Krister Schönströms avhandling "Tvåspråkighet hos döva skolelever: Processbarhet i svenska och narrativ struktur i svenska och svenskt teckenspråk" behandlar döva specialskoleelevers tvåspråkiga utveckling. Särskilt intresserar sig avhandlingen för hur elevernas svenska och teckenspråk utvecklas i skolåldern.
This dissertation examines the language proficiency of school-aged deaf pupils from a bilingual perspective. The first aim of the study is to investigate the Swedish L2 skills of the pupils. This includes testing the validity of the Processability Theory on deaf learners of Swedish as an L2. The second aim is to investigate whether there is a correlation between proficiency in Swedish and Swedish Sign Language (SSL) as suggested in earlier research on deaf bilingualism.
This study is cross-sectional and contains data from 38 pupils (grades 5 and 10) from a school for deaf and hearing-impaired pupils in Sweden. The data consists of retellings of a cartoon in written Swedish and of free stories in SSL.
For the first part of the study, the Swedish data has been analyzed according to Processability Theory (PT). For the second part of the study, narrative structure in both the Swedish and SSL data has been analyzed. As a theoretical framework, Labov's narrative model is applied.

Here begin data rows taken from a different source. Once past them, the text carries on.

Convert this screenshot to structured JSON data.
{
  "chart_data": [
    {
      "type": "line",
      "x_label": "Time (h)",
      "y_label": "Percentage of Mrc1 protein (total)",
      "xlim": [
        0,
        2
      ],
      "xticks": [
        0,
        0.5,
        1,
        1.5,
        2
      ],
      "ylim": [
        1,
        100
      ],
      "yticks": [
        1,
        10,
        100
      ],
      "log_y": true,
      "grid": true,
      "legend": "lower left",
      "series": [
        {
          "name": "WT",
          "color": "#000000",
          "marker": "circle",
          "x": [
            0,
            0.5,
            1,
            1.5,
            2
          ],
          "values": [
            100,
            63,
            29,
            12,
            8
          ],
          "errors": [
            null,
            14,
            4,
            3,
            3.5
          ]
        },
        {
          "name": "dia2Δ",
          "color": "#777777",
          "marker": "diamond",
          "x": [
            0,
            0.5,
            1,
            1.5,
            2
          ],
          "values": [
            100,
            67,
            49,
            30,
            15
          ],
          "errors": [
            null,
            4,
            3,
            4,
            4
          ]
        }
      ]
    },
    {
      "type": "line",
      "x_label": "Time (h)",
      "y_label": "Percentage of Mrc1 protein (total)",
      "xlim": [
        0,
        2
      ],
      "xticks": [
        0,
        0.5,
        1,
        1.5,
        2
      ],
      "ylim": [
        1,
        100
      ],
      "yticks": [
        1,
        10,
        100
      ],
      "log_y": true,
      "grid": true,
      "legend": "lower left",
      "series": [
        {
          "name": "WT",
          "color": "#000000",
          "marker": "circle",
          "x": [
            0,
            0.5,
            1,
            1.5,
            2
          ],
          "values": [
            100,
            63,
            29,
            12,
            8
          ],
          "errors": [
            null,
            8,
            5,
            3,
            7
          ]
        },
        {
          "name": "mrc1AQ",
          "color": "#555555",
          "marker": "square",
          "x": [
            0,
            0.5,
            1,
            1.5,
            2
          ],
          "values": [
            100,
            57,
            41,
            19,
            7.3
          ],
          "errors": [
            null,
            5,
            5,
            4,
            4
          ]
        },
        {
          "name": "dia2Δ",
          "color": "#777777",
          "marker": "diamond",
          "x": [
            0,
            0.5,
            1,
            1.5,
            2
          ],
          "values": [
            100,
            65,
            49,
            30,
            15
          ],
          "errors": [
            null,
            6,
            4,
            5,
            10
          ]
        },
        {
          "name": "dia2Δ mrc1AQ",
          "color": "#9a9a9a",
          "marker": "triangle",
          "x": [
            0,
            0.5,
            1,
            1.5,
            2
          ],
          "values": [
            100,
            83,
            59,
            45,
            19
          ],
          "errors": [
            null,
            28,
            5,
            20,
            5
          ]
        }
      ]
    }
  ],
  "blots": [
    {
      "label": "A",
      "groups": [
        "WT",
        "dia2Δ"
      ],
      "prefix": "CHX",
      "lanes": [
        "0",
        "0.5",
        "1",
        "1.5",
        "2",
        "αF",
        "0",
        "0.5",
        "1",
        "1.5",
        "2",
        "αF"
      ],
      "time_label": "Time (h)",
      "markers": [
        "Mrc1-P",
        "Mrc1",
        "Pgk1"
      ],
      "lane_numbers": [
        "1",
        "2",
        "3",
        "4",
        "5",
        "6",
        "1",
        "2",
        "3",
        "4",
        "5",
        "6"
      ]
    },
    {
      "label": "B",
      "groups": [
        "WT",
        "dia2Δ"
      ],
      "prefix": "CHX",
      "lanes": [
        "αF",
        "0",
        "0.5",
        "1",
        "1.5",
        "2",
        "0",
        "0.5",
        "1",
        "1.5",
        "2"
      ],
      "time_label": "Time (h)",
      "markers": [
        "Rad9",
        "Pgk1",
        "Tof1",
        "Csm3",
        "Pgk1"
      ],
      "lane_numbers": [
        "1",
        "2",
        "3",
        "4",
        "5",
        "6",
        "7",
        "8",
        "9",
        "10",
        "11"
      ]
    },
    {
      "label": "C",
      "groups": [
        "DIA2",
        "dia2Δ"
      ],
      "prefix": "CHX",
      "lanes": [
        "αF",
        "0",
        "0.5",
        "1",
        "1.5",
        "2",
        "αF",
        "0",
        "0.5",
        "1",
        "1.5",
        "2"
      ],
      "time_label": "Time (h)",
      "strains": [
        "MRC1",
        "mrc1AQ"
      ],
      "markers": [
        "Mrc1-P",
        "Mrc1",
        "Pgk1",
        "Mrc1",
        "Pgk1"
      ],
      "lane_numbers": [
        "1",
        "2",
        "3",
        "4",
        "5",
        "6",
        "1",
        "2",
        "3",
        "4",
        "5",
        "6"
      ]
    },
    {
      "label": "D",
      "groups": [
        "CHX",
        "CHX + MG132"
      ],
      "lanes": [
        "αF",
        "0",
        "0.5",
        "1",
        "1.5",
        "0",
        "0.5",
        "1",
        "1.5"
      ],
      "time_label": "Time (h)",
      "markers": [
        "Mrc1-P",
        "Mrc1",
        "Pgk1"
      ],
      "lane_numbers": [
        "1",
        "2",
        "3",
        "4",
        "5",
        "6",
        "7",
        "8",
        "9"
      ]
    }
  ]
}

The results show that there is an implicational order in the informants' development of Swedish following the predicted grammatical learning order described by PT. The results therefore suggest that PT is a valid theory also for deaf learners of L2 Swedish. The conclusions regarding SSL proficiency suggest that more research about sign language as such is needed to get a deeper understanding of SSL proficiency. The results show that one narrative component of Labov's model
- Evaluation - is an important component in SSL proficiency. The results from the comparative analysis show that there is a positive statistical correlation between some Swedish and SSL variables used in this study, suggesting that skills in Swedish correlate with skills in SSL. This means that a well-developed sign language is important for the deaf to learn any written language as a second language.